CN-121545597-B - Hepatocyte cancer prognosis and immune response prediction method based on multiple-study machine learning
Abstract
The invention discloses a hepatocellular carcinoma prognosis and immune response prediction method based on multi-group machine learning, which relates to the technical field of biomedical science and artificial intelligence intersection and comprises the steps of S1, constructing a multi-group data set for model training and verification, S2, carrying out feature integration and cluster analysis on the multi-group data set to obtain corresponding hepatocellular carcinoma molecular subtype distribution, S3, constructing a hepatocellular carcinoma prognosis model based on Cox regression combined random survival forest, identifying 11 core immune genes and corresponding weight coefficients through training of the model, constructing an immune therapy response index IMLIRI score, and S4, carrying out clinical application on the IMLIRI score.
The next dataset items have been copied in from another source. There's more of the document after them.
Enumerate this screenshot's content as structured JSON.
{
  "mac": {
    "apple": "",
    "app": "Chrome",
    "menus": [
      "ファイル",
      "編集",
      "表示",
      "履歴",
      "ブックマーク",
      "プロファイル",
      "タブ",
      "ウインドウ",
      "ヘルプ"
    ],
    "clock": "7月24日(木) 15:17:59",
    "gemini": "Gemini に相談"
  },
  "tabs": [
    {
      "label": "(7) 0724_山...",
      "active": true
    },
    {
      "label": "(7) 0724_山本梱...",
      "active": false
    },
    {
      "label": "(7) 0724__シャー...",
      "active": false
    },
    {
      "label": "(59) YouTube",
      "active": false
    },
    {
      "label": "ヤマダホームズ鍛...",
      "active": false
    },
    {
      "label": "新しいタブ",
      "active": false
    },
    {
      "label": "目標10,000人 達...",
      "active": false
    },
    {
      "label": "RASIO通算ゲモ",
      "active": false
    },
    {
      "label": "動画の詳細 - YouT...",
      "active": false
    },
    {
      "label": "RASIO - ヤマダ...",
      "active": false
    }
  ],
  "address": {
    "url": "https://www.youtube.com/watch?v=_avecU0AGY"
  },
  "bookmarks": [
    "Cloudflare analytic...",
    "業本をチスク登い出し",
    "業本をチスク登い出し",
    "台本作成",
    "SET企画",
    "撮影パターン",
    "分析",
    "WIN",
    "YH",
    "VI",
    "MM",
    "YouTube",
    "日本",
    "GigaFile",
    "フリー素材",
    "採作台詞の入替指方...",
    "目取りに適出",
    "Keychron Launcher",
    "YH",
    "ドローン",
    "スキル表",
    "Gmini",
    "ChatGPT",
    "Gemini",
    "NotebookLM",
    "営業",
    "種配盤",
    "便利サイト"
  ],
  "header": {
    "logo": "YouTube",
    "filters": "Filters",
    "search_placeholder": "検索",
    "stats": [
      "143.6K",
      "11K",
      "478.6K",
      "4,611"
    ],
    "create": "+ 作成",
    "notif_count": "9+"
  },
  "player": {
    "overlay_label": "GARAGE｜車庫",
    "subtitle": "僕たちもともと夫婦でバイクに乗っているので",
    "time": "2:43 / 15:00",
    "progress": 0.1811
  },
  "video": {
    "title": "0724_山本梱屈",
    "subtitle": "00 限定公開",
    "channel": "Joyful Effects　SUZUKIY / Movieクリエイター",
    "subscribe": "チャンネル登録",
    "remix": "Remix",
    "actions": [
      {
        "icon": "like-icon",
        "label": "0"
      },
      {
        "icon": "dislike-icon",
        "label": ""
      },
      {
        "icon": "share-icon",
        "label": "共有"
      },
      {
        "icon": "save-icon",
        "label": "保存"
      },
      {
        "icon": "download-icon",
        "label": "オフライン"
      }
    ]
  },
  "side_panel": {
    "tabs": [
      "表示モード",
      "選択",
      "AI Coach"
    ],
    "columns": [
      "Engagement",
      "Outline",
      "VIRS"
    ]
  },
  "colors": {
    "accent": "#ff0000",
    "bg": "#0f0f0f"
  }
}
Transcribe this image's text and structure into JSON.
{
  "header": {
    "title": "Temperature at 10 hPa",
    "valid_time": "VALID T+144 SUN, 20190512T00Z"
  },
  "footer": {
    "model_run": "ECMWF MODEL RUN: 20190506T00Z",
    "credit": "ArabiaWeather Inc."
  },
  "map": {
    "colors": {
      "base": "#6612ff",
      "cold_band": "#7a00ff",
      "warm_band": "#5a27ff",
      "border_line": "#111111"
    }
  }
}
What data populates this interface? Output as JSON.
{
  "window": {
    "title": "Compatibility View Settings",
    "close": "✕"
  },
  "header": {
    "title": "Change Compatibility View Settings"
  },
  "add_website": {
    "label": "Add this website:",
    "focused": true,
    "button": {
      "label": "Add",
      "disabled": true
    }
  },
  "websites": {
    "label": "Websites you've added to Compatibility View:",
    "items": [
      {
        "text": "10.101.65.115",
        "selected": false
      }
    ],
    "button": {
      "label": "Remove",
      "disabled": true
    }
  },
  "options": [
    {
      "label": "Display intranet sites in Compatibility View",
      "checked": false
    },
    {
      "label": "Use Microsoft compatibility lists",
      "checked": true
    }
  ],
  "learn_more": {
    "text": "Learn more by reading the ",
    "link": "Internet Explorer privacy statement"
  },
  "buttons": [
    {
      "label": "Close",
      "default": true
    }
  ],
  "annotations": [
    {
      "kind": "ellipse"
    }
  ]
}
According to the invention, through multi-study data integration and multi-queue external verification, the influence of data deviation and queue heterogeneity on model performance is reduced, so that the method shows stable prediction performance in liver cell cancer queues with different sources and different etiology backgrounds, and the reliability and popularization of the model in clinical application are improved.
Inventors
- JIANG TAO
- GUAN JINGBO
- ZHANG YUJIE
- LI YINGLONG
- XU LIN
- ZHANG LINSHUAI
- LI CHEN
Assignees
- 成都中医药大学
Dates
- Publication Date
- 20260505
- Application Date
- 20260119
Claims (10)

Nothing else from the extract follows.